60 Stadien und mehr – ein

ganzes Leben.


Es kann bedeuten, einen Weg gehen

zu müssen, der nicht von heute auf

morgen zu schaffen ist, der Zeit

braucht, Perspektivenwechsel

notwendig macht, das Hinhören auf

das eigene Innere und auf eine Wahrheit,

die im Augenblick nicht die meine

ist, vielmehr sich über mir und

meinem Leben ausbreiten

will.


„In den entscheidenden Fragen

unseres Glaubens und Lebens

gibt es keine Abkürzungen“, sagt

Franz Kamphaus, „da muss man

sich Zeit lassen und Geduld haben

und es ist gut zu wissen, dass wir

Jesus nicht erst am Ende des

Weges begegnen, sondern

bereits unterwegs.“


Unterwegs fragt Jesus

seine Jünger, was sie so sehr

betroffen macht und in sich

versunken sein lässt. Er fragt

sie nach dem, was ihnen

auf dem Herzen liegt,

sie bedrückt und sie so

niedergebeugt ihres Weges

gehen lässt.


Zunächst sind sie erstaunt

über die Nachfrage des Mannes,

der sich zu ihnen auf den Weg

begibt und ihnen diese sonderbare

Fragen stellt. Doch dann, doch dann

sprudelt es geradezu aus ihnen

heraus. Sie sprechen sich alles

von der Seele. Sie machen sich

Luft. Die Aufmerksamkeit

Jesu, sein Interesse an dem,

was mit ihnen ist und wie es

ihnen geht, lädt sie dazu ein.


Was hätte ich persönlich

von meinen ganz eigenen Enttäuschungen,

Verwundungen, Verletzungen, Rückschlägen,

Zweifeln zu erzählen? Was liegt mir selbst schwer

auf dem Herzen? Macht mir das Atmen

schwer? Drückt mich nieder?

Möchte ich mich von Jesus

fragen lassen? Will ich ihm

eine Antwort geben?


Die Möglichkeit dazu hätte ich.

Jesus geht auch meinen Weg

mit.

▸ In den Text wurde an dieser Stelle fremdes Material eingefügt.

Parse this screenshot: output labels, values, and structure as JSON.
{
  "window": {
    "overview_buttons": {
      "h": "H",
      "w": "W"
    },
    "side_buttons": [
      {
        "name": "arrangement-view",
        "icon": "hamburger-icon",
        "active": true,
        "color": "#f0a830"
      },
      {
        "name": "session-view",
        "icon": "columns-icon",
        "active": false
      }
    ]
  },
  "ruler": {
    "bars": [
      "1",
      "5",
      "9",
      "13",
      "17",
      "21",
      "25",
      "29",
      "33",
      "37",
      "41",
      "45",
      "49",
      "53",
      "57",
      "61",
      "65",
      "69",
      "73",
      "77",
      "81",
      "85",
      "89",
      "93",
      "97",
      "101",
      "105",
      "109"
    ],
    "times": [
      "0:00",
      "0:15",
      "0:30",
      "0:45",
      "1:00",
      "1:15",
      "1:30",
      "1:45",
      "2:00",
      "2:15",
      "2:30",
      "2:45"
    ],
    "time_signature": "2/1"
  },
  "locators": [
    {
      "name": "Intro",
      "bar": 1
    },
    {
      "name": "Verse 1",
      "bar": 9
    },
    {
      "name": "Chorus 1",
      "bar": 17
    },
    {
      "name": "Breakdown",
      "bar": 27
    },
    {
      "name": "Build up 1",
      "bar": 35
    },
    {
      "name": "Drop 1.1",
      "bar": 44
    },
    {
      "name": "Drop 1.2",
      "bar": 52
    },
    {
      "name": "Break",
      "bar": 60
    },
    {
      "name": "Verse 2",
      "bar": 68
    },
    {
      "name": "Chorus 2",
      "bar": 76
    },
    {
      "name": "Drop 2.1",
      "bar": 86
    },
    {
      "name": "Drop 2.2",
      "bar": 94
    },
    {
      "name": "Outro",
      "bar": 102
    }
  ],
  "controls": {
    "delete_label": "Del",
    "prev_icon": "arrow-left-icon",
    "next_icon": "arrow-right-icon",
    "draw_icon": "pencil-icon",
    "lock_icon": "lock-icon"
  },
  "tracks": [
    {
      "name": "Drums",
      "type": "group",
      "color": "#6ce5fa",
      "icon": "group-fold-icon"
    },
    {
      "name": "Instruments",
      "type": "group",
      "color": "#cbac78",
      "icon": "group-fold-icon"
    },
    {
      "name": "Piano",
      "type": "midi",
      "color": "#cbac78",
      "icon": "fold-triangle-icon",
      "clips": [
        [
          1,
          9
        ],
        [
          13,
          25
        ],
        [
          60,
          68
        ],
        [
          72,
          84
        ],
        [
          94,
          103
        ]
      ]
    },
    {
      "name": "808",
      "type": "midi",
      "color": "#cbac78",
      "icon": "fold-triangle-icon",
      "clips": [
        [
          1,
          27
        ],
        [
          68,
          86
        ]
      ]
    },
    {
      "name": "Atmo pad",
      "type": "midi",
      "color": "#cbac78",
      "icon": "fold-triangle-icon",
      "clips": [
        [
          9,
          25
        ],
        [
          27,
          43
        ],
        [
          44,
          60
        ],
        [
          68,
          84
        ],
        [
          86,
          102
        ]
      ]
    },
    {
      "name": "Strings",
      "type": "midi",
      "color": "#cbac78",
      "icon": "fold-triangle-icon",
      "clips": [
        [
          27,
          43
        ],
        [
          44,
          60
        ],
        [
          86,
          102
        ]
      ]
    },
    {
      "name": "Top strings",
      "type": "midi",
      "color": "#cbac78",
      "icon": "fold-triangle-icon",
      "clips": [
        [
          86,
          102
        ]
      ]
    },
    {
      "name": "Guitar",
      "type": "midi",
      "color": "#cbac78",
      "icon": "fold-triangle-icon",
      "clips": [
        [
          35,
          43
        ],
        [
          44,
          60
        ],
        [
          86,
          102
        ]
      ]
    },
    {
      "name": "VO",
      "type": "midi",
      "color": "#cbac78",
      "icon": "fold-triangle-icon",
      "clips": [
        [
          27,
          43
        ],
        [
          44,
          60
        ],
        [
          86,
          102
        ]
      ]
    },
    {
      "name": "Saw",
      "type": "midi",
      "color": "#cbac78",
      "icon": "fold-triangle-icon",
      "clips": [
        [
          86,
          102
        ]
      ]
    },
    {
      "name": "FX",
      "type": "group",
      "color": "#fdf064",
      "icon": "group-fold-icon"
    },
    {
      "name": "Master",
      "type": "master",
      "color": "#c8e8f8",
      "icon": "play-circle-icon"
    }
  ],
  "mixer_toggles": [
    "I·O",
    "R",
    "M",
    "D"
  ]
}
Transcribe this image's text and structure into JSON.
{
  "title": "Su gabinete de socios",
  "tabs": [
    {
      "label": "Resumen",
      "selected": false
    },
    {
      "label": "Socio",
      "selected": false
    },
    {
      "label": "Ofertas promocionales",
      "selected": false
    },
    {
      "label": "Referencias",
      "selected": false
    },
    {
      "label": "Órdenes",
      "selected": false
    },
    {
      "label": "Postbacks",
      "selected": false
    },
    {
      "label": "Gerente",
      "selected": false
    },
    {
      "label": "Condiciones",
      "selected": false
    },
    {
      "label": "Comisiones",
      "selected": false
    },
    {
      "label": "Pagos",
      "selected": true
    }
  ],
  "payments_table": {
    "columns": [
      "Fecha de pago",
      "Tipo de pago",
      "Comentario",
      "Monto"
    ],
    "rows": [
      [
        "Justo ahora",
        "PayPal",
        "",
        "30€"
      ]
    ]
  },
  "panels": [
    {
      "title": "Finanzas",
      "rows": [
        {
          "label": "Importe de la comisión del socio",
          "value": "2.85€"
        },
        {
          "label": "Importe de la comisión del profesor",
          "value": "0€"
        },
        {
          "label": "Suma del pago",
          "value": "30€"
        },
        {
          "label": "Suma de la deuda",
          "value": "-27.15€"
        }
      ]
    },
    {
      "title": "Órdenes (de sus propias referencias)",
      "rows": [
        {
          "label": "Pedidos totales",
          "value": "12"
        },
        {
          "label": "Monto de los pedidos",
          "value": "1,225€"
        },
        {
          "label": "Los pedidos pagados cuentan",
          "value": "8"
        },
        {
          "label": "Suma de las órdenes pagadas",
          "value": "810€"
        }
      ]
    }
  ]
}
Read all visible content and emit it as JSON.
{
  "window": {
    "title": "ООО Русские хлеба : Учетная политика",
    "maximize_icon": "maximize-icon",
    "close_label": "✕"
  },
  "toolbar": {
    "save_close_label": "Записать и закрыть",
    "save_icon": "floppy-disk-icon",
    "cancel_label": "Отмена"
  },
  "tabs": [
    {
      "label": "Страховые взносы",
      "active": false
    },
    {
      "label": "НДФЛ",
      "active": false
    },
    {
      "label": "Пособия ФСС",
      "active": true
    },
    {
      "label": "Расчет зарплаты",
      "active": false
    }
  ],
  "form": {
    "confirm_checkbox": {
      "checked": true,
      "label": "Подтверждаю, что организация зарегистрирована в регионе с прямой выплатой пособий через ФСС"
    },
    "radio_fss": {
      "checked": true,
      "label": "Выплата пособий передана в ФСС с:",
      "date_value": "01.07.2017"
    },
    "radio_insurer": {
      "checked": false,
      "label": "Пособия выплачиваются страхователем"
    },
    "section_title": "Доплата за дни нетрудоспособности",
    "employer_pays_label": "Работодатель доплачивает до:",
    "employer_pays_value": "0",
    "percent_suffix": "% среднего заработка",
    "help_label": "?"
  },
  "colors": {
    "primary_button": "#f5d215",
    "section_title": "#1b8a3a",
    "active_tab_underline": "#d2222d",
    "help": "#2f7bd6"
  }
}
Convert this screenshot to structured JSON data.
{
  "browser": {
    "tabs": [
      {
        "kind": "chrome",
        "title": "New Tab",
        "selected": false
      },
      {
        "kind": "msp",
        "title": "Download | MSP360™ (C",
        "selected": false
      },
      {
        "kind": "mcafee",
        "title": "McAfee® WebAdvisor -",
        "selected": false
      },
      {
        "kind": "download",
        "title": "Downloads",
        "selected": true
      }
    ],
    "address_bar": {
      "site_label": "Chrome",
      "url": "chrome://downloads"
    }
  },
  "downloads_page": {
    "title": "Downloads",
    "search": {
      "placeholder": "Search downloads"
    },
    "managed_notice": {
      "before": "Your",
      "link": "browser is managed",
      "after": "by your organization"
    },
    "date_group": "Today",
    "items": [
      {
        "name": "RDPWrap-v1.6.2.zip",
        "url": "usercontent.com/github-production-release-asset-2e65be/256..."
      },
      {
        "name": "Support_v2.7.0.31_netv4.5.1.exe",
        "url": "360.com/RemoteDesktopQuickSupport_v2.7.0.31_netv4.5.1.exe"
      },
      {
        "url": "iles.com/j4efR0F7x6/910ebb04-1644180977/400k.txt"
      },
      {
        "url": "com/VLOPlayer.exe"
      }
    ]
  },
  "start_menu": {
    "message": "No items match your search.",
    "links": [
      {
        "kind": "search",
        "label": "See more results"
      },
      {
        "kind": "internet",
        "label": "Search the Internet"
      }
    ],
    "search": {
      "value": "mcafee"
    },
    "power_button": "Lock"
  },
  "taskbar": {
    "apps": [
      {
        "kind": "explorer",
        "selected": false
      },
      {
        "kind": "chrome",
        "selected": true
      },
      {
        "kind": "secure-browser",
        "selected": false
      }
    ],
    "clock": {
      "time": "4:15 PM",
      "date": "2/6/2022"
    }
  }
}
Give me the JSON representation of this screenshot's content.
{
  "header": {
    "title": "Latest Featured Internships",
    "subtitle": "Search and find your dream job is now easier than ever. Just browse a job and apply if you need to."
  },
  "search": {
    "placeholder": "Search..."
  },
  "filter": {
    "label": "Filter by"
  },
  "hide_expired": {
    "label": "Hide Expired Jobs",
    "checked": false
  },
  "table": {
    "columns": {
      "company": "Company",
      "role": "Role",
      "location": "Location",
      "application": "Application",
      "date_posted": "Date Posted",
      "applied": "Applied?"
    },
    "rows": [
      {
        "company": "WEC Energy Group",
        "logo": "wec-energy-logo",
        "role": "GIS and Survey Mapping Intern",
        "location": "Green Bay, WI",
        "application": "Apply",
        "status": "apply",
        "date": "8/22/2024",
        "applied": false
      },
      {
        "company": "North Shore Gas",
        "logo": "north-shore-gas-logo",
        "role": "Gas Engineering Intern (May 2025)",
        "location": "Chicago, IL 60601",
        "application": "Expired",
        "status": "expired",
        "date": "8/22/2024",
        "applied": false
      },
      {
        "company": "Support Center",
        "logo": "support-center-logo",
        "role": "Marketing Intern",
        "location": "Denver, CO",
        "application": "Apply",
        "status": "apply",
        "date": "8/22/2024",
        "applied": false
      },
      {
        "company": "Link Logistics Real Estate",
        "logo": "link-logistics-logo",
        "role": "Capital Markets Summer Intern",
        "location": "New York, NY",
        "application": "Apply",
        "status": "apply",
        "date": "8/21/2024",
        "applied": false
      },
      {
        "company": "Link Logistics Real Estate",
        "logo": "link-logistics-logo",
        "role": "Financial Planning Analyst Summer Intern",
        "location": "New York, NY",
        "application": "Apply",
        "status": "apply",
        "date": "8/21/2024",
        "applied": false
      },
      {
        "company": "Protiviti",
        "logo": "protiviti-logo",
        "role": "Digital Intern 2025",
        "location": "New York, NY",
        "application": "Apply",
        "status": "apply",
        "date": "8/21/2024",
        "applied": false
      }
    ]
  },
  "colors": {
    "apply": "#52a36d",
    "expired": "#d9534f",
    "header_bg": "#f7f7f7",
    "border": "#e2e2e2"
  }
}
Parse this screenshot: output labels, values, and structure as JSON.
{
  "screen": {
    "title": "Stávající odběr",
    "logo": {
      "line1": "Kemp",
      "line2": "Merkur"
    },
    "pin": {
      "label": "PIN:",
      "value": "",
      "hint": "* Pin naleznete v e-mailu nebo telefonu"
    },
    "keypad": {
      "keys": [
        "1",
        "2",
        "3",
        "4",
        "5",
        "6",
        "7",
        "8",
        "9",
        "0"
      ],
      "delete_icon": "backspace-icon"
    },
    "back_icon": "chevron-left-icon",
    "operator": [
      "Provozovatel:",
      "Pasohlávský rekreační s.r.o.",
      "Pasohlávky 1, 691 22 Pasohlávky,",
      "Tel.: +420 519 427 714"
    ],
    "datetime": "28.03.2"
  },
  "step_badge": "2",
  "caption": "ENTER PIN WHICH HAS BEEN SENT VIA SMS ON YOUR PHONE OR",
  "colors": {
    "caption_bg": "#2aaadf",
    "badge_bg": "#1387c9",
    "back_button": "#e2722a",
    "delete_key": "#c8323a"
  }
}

Er erwartet mich nicht

erst an dessen Ende, sondern

jetzt und heute, hier.


Jesus erklärt den Jüngern

die Bedeutung der Schrift.

Er legt ihnen die Zusammenhänge

dar, erklärt, dass eins in das andere

greift und dass es genauso kommen

musste und nicht anders.


Die Frage scheint mir interessant.

Gibt es größere Zusammenhänge

in meinem ganz eigenen Leben?

Einen roten Faden, an dem sich

alles entlangbewegt und

der sich immer weiter

ausrollt, auf ein

mögliches

Ziel zu?


Auf den Ursprung hin,

von dem ich komme und

zu dem ich zurückkehre?

Auf Gott?


Es heißt, dass den Jüngern

die Augen aufgehen. Wie Schuppen

fällt es ihnen von den Augen.

Sie erkennen. Sie sehen.

Sie verstehen.


Beim Brechen des Brotes

wird die Wahrheit, die sich

zuvor über ihr Leben

gelegt hat, zu ihrer

ganz eigenen, inneren

Wahrheit.


Die Wahrheit über

den Auferstandenen

bringt sie wieder auf den

Weg. Und dieses Mal

laufen sie nicht davon.

Im Gegenteil, sie machen

sich auf den Weg, der sie

zurückführt, an den Ort,

an dem alles begann.


„Im Brotbrechen ist er da,

der ganze Jesus, die Summe

seines Lebens und Sterbens“,

sagt Franz Kamphaus. „Da gehen

den beiden Jüngern die Augen

auf, sie erkennen Jesus.“


Wofür öffnet Ostern ihnen

ihre ganz eigenen Augen?

Was lässt Ostern Sie begreifen

und verstehen?

Welche Hoffnung ruft Ostern

in Ihnen persönlich wach?

Welches Vertrauen lässt Ostern

in Ihnen selbst neu erstehen?


Ich meine ein Vertrauen,

das wirklich und tatsächlich

allen Finsternissen wehrt,

die im Augenblick zu einem konstanten

Bestandteil und Begleiter unseres Lebens

geworden sind, uns Sorgen bereiten

und Angst, uns so hilflos sein

lassen und ohnmächtig.


In einem protestantischen

Liedtext von Hanns Köbler heißt es:


"Ich möcht', dass einer mit mir geht,
der's Leben kennt, der mich versteht,
der mich zu allen Zeiten kann geleiten.
Ich möcht', dass einer mit mir geht.
 
Ich wart', dass einer mit mir geht,
der auch im Schweren zu mir steht,
der in den dunklen Stunden mir verbunden.
Ich wart', dass einer mit mir geht.
 
Es heißt, dass einer mit mir geht,
der's Leben kennt, der mich versteht,
der mich zu allen Zeiten kann geleiten.
Es heißt, dass einer mit mir geht.
 
Sie nennen ihn den Herren Christ,
der durch den Tod gegangen ist;
er will durch Leid und Freuden mich geleiten.
Ich möcht', dass er auch mit mir geht."


Es ist gut zu wissen,

dass wir Jesus nicht erst am Ende

unseres Weges begegnen,

sondern immer schon

unterwegs.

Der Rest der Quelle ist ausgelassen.